Andrej Babis, whose Ano party won the Czech general election in October, was sworn in as prime minister on December 6, although it looks as if the populist billionaire will have to rely on communists and neo-fascists to maintain his single-party government's hold on power.
Babis, the country’s oldest ever premier at 63, has made no progress over the past six weeks in persuading mainstream parties to join him in government because of outstanding charges against him for alleged EU subsidy fraud. The agro-chemicals tycoon now appears resolved to try to govern alone, with at least the toleration of the extremist parties. Ano has 78 seats in the 200-member parliament, the hardline Communists have 15 and the neo-fascist Freedom and Direct Democracy party (SPD) of Tomio Okamura has 22.

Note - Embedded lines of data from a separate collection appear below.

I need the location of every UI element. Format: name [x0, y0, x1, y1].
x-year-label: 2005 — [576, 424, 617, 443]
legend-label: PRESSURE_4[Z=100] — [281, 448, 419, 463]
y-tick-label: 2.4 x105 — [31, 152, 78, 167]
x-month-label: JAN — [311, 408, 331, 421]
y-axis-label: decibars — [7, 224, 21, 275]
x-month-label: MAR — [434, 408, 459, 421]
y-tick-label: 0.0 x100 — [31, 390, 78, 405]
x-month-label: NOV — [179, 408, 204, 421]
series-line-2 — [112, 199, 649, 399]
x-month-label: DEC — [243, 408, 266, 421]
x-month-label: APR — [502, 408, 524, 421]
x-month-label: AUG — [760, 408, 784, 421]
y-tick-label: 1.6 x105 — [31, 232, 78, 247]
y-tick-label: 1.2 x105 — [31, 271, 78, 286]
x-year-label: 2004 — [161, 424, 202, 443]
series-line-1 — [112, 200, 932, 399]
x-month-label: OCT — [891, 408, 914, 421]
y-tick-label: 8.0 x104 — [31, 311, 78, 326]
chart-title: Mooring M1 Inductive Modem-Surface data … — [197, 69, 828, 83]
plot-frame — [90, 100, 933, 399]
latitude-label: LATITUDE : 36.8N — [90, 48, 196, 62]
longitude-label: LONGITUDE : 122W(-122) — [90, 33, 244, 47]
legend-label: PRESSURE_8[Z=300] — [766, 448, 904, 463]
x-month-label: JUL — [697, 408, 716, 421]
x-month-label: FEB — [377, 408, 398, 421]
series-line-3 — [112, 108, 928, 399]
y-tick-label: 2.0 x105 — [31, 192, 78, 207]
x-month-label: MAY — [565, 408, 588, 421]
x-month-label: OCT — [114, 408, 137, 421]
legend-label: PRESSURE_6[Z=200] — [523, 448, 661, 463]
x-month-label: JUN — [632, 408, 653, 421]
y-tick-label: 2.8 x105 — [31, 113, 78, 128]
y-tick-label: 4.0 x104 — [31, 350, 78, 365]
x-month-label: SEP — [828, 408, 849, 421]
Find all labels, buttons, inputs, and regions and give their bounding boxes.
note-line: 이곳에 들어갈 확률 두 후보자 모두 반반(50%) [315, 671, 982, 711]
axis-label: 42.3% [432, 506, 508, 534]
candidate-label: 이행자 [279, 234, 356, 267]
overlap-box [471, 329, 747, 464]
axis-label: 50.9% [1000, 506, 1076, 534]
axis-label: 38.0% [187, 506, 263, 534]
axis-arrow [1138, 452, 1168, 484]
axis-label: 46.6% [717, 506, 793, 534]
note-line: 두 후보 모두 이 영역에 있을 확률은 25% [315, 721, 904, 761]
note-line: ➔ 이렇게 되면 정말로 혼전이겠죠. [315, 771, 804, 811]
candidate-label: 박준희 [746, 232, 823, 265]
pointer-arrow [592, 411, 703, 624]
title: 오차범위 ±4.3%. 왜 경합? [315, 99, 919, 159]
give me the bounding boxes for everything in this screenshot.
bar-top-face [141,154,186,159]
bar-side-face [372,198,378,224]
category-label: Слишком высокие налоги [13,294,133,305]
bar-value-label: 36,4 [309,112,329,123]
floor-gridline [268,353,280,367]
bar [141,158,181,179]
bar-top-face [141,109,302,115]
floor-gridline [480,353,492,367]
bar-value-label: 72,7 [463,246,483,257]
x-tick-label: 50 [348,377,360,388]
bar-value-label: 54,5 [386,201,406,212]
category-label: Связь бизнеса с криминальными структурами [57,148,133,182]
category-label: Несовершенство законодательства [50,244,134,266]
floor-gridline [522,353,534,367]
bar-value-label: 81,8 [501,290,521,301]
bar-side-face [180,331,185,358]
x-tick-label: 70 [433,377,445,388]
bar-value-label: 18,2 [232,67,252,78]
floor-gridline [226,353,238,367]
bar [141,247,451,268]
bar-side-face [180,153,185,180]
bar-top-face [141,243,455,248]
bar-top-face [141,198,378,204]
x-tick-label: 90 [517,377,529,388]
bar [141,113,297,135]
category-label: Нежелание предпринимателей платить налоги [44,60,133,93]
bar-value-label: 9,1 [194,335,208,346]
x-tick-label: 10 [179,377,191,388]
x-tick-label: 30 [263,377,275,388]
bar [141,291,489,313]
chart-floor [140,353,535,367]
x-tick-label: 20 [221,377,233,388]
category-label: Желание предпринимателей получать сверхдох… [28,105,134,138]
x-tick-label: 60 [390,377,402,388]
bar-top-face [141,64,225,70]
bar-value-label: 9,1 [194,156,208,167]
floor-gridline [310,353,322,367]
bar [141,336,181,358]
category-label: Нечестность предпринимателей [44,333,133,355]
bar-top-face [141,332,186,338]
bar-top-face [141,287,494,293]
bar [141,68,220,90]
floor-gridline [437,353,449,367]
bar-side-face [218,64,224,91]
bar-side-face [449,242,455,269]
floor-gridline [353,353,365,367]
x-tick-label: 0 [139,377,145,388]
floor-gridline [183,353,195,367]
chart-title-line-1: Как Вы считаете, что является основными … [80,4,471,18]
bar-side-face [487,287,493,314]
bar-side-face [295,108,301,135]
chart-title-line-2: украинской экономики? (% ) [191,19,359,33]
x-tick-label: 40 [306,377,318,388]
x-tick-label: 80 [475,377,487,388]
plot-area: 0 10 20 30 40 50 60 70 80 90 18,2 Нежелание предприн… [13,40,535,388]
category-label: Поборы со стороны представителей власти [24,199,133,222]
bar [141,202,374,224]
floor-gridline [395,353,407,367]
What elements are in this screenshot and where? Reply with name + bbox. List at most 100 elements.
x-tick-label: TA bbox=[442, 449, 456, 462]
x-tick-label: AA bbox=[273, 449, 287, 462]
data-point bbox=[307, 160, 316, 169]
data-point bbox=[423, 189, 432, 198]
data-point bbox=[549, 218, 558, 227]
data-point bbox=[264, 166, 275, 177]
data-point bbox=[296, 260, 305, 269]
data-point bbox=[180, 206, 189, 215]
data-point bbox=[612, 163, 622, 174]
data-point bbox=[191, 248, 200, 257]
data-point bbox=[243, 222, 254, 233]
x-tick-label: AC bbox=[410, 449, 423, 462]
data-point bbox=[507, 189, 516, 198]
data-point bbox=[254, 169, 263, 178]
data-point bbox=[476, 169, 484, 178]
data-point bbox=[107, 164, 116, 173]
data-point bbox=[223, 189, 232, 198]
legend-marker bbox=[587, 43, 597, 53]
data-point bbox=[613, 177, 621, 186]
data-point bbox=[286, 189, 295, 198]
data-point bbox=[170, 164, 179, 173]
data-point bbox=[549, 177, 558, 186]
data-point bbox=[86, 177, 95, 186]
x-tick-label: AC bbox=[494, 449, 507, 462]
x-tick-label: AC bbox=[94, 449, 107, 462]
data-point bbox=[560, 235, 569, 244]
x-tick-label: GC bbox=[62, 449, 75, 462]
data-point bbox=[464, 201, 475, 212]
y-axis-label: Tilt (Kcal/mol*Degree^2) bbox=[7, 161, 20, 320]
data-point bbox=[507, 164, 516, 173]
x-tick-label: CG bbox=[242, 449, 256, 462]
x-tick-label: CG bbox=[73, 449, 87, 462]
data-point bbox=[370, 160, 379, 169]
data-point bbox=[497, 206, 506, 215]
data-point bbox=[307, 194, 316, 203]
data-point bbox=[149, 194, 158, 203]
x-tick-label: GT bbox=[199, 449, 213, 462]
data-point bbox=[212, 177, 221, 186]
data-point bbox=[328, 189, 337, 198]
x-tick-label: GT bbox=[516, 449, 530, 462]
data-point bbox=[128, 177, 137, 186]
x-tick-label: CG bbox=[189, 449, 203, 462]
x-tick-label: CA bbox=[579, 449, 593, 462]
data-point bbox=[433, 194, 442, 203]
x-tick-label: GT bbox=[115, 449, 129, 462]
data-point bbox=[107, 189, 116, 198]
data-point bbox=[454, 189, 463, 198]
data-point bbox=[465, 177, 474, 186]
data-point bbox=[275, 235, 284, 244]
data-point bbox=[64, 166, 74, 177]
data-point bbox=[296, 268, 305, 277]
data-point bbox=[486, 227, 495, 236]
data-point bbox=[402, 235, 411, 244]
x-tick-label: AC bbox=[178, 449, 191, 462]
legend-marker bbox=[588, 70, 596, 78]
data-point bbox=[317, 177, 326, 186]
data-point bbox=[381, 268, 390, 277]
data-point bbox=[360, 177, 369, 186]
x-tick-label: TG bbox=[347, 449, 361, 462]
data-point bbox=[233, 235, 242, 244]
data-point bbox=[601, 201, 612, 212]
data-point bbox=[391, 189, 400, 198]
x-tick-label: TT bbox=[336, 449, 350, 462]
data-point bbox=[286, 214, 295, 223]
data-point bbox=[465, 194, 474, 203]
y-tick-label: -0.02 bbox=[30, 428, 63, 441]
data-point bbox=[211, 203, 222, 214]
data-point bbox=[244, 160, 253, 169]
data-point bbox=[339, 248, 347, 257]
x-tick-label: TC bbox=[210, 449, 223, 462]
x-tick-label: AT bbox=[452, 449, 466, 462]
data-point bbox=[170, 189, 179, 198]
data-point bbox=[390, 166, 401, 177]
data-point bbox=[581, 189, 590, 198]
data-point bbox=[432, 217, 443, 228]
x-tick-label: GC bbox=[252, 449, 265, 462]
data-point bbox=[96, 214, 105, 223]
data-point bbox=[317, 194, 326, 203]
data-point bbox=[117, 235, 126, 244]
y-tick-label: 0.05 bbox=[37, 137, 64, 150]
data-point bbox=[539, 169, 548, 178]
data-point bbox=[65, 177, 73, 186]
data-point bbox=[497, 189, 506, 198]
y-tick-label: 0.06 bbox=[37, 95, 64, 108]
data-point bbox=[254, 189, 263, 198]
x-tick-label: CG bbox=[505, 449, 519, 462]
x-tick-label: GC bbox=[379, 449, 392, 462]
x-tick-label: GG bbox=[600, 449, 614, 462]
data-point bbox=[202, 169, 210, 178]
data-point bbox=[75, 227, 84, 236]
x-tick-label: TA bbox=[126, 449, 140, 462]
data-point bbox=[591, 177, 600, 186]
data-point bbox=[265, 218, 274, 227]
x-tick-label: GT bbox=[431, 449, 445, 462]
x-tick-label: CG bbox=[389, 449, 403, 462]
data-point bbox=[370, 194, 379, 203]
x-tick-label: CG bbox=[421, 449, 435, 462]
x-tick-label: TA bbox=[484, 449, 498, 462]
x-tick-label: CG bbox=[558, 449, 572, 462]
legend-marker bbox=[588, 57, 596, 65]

There is still speculation that Ano’s partners in the previous government, the Social Democrats and Christian Democrats, could be persuaded to eventually join his government, though this is more likely after the first vote of confidence is held in January. Both parties fear early elections after their vote sunk in the general election. They would be given an excuse to rethink their opposition to Babis, were Czech police to drop the fraud charges, though the case is still under investigation by the EU’s anti-fraud watchdog Olaf.
President Milos Zeman – who has been openly backing Babis as a way to bolster his own re-election chances in January’s presidential election – has said that he will reappoint him as premier if he loses the first vote of confidence. The speaker of the lower house has the right to make the third attempt to find a prime minister. Given that the speaker is Ano’s Radek Vondracek, the party can effectively block any other group of parties from trying to form a government. After three failed votes of confidence there has to be early elections.
But Babis has a good chance of being able to pass the first vote of confidence, so long as one party, or a group of deputies back him, and another party walks out of the chamber during the vote.
So far the Communists have offered to tolerate his government by walking out, and there is speculation the SPD will also do so. This will not be enough to win the vote as he would still need to win a majority of MPs in the chamber – ie 82 of the remaining 163 deputies – and he only has 78 at the moment.
On December 13, Babis’ cabinet will be sworn in. The list contains five ministers from the outgoing coalition government, together with new Ano appointments and unaffiliated experts, but Babis has been unable to persuade any big figures to join his government.
The finance minister will be the former deputy minister, Alena Schillerova, while the foreign minister will be Martin Stropnicky, the former defence minister, who is replaced in his post by Karla Slechtova, the former minister for regional government.
As of December 6, Babis has full prime ministerial powers and he will be able to start changing posts in the administration and state-owned companies. Usually most officials are kept in place, guaranteeing continuity, but Babis has promised an overhaul of government to improve efficiency and root out corruption, so there is some trepidation that he might start a purge. In particular, he could change personnel in key judicial positions such as the chief prosecutor, which could influence the investigation into his fraud case.
Babis has made few firm promises of what his government will do in office. This week he has reiterated plans for a massive boost in public investment. However, at the same time he has pledged to cut taxes and keep a tight budget. As finance minister until earlier this year he even ran a surplus, and the current budget draft, which was passed at first reading on December 5, maintains that policy, with a central government deficit of CZK50bn, which is CZK10bn less than that forecast for 2017. The whole general government will continue to be in surplus.
He has also pledged to take a tougher line on migration than his predecessor, Social Democrat PM Bohuslav Sobotka, who resigned this week. He has said that addressing the refugee issue will be one of his main priorities.
“Our position on migration is clear,” Babis said after his appointment. “Our country should be more active and propose to the member states and the European Commission a solution to illegal migration. And that solution is a fight against human traffickers.”
The European Commission is expected to launch legal proceedings against the Czech Republic and other rebels on December 7 for their refusal to accept their quota of refugees under the EU’s plan to move them from frontline countries such as Greece and Italy.
“I will first have to negotiate and convince the European Commission not to sue us and to find a different solution,” Babis told a news conference after his appointment. “Quotas are not a solution, and the solution is outside Europe, and we have to win over other member states for this.”